A scramble up the Valley of Isaby to S. Orens will repay the trouble.
Orens was born at Huescar, in the marches of Aragon. He sold his estate and retired as a hermit to the Valley of Lavedan. He was elected Bishop of Auch about 419, and was dispatched as ambassador from Theodoric the Ostrogoth to sue for peace from Aetius, the Roman general, and was successful. He was the author of a religious poem, the "Commonitorium," still extant, and died in 439 at his monastery in the Lavedan, to which he had retired at an advanced age from his see.
This monastery had fallen into bad ways in the eighteenth century, and the repute of the monks was so evil that the Bishop of Tarbes visited it in 1738. The prior took to his heels when he heard that an investigation into his malpractices was to be held. At the time the entire community was reduced to prior, sacristan, and a single monk, and these no longer resided in the monastery, but lodged with the cureé of Villelongue. In the procès instituted against the convent we read:—
"One of the three above-mentioned is the craftiest and most dangerous man conceivable. He is the cock of the village. He attempted to murder the prior. He stole one of the chalices. The other monk is the most imbecile and stupid creature in the place. He has lived on in the house for the last fifty years, and does not know how to read."
The ruins of the church stand boldly above the torrent that descends in a series of cascades. The stream may be followed up to the Lake of Isaby, from which it rises.
The basin of Argelez comes abruptly to an end at Pierrefite, surmounted by a ruined castle; here the Pic de Viscos divides, with the chain running from it, the valleys of Luz and of Cauterets; the Gaves from these break out of the cleft rock, for that is what Pierrefite means, on one side and on the other, and here unite. At this point terminates the railway; but hence electric trams ply to Cauterets up one ravine, and to Luz up the other.
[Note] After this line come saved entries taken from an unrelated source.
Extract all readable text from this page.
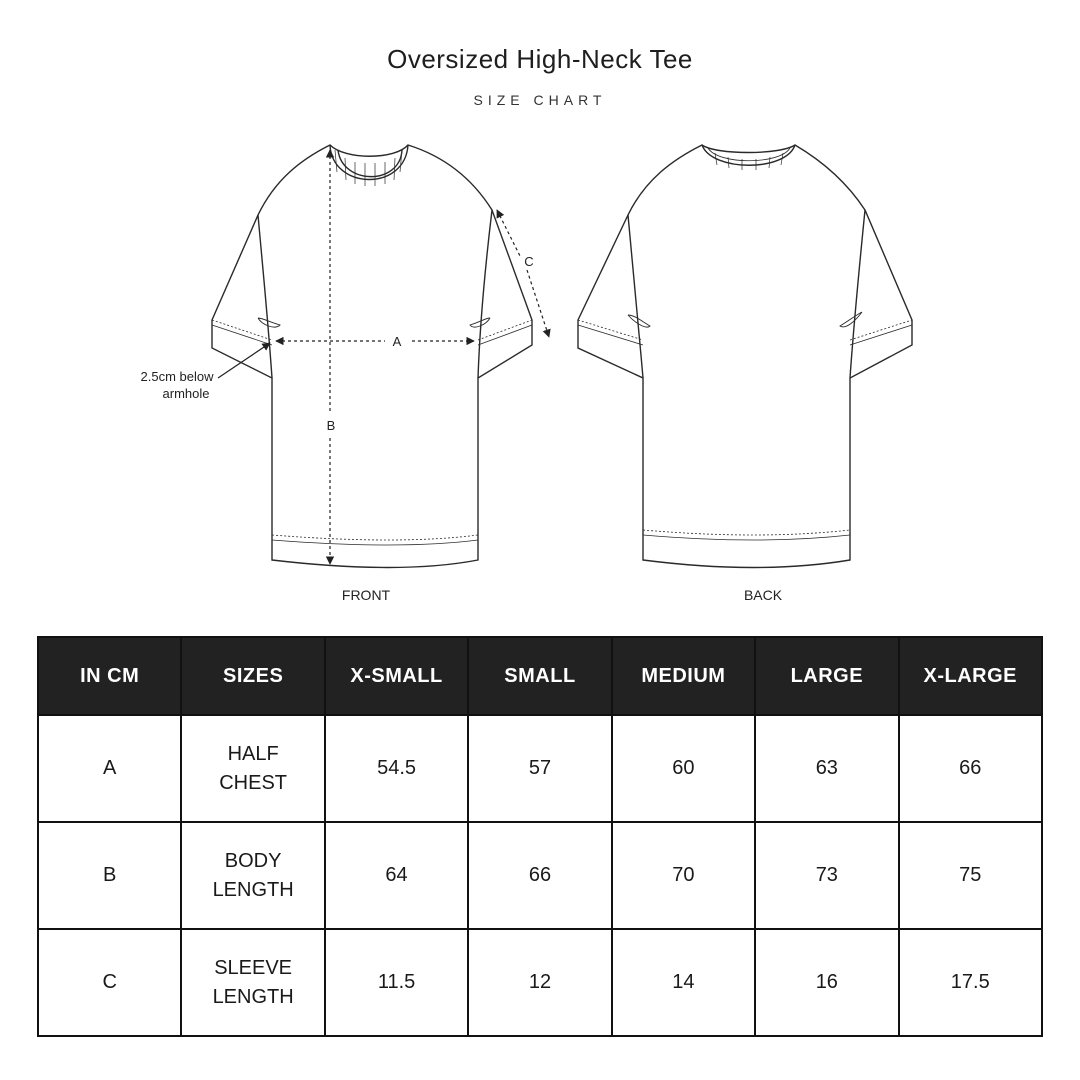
Oversized High-Neck Tee
SIZE CHART
A
B
C
2.5cm below
armhole
FRONT	BACK
IN CM	SIZES	X-SMALL	SMALL	MEDIUM	LARGE	X-LARGE
A	HALF CHEST	54.5	57	60	63	66
B	BODY LENGTH	64	66	70	73	75
C	SLEEVE LENGTH	11.5	12	14	16	17.5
The line to Cauterez rises rapidly up steep inclines and describing curves that command views down the chasm where the Gave boils and thunders. A tunnel is entered, passed through, and the view back of the sun-bathed, fertile Valley of Argelez, of the walnuts and chestnuts of S. Savin, is excluded. We have passed from one world into another; from golden sunlight into mountain gloom, from one vegetation to another as well. The rocks add to the effect of transition, for they are of dark schist streaked with ferruginous stains, and there are long spreading refuse slides from the lead mines of Pierrefite, too poisonous to allow any shrub, even grass, to grow on them. There are no gaps up which the eye can look to gleaming snow fields, till all at once we emerge on the basin of Cauterets, where the mountains fall back and open and show us the sunlit snow, and a river dancing down in a fine fall, and before us a bit of Paris dropped out of the clouds into this solitude.
But Cauterets and Luz must be reserved for another chapter.
I cannot quit the radiant Valley of Argelez without a kindly tribute to the simple, warm-hearted peasantry. As I have already said, we spent a summer in a château on the mountain side, high up opposite Argelez. My mother visited the poor cottagers, and where there was sickness did what every English lady would do, sent relief, and did better than that, showed tender sympathy. When we left, in the autumn, to return for the winter to Pau, our carriage was surrounded by the poor people, bringing their humble offerings of stewed pears, grapes, figs, apples, cakes, and we were laden with their gifts, more than we could consume, but were unable to refuse; and what was better still, as we whirled away, were attended by their best wishes, and not a few sincere regrets and tears.